Четырнадцать лет, круглые пятёрки, восьмой класс, за который платят полтораста в год, и брат, который в ноябре сказал «зайду и спрошу» и за полтора месяца так и не сходил.
Я, между прочим, за тот декабрь ни разу не подумал про это днём. Только ночью, минуты по три, перед тем как заснуть.
А ещё в тот декабрь мне первый раз приснилась моя мастерская.
Не эта. Та.
Бетонный пол, лампы дневного света под потолком, компрессор, стеллаж с ключами, и на подъёмнике — машина, которую я знаю до последнего болта.
Я во сне точно знал, что надо делать: подойти, открыть, поставить и запустить. Я подходил, открывал и ставил, и она не запускалась.
Я проверял всё по порядку, спокойно, как проверяют люди, тридцать лет этим занимавшиеся. Всё было исправно. Всё было на месте. Она не запускалась.
И сон этот я потом видел ещё раза четыре за десять лет, и всякий раз он был один и тот же, и всякий раз я во сне не удивлялся ничему, а только досадовал, что не могу найти причину.
Просыпался я после него без всякой тоски.
Я, товарищи, вообще про ту жизнь тосковал редко и мало, и вовсе не от чёрствости. Тосковать по ней означало бы признать, что здешняя — временная. А здешняя была не временная. Здесь у меня была мать, сестра, восемь человек в бригаде и восемнадцать гектаров, за которые я отвечал головой.
Тосковал я, если уж на то пошло, по инструменту.
Двадцатого декабря я пришёл домой в семь вечера — рано, впервые за месяц.
Мать была на ферме. Нюрка сидела за столом при лампе и решала задачи.

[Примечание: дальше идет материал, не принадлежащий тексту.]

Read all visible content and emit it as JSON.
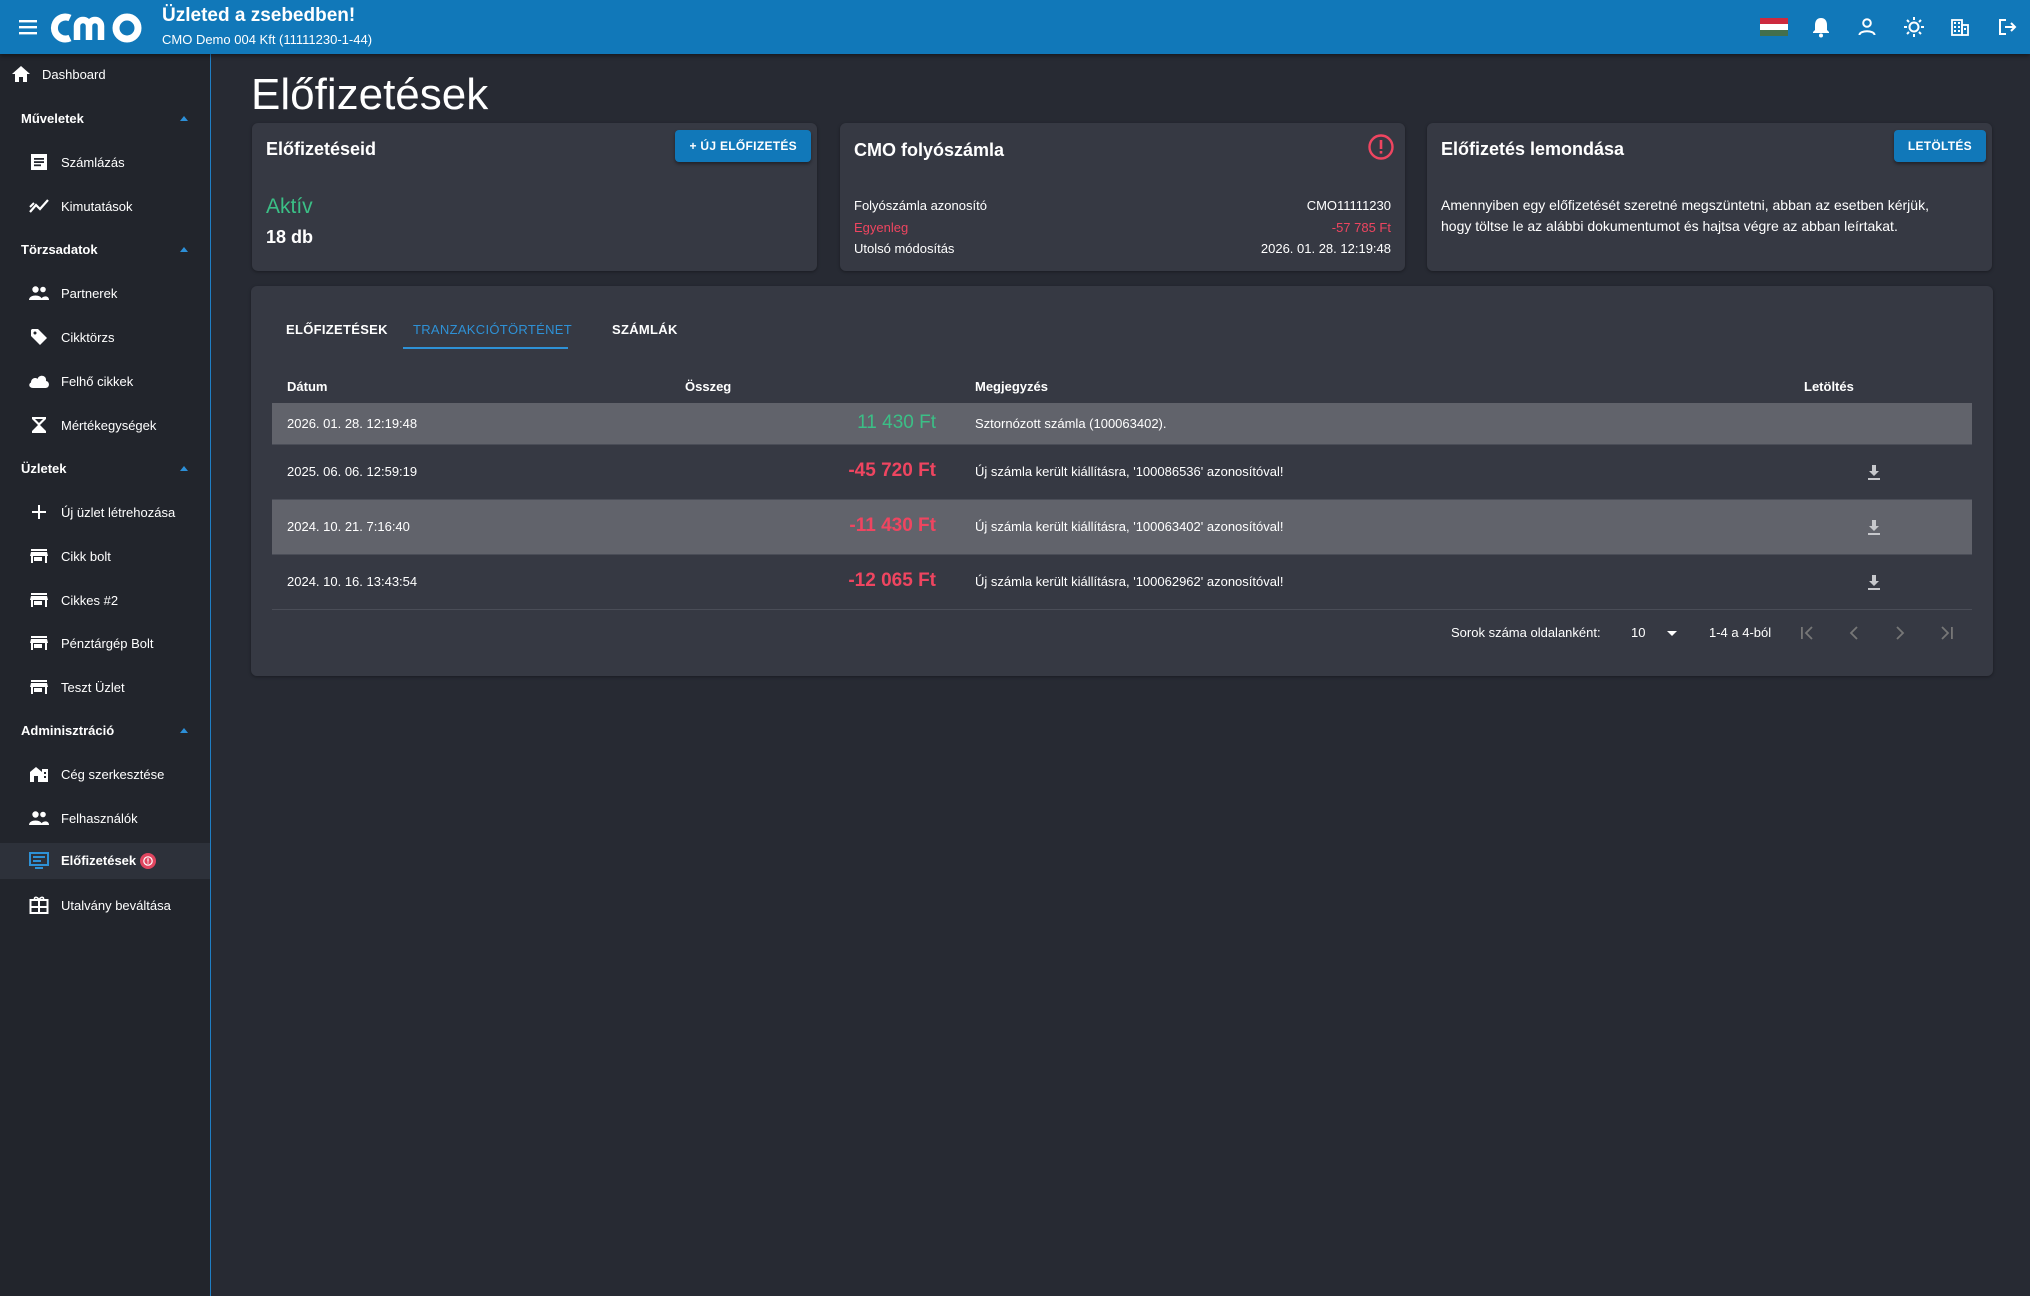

Я сел напротив и стал смотреть, как она пишет, и она это чувствовала и писала всё медленнее, и наконец оторвалась от тетради.
— Егор.
— Что, Нюр?
— Ты в роно-то ходил, как обещал?
Я мог соврать. Я даже начал соображать, как это сделать поприличнее, — и вдруг сообразил, что она весь этот месяц молчала не для того, чтобы меня наказать.
Она молчала, чтобы не спрашивать. Потому что спросить и услышать «нет» ей было страшнее, чем не спрашивать вовсе.
— Не ходил, Нюр.
Она приняла это так, как принимают взрослые, услышав ровно то, чего ждали, и опустилась к тетради.
— В январе схожу, — сказал я.
— Ага, — сказала Нюрка.
И вот это её «ага» я вспоминаю чаще, чем сорванную спину, одиннадцать тракторов и всё, что я в тот декабрь построил.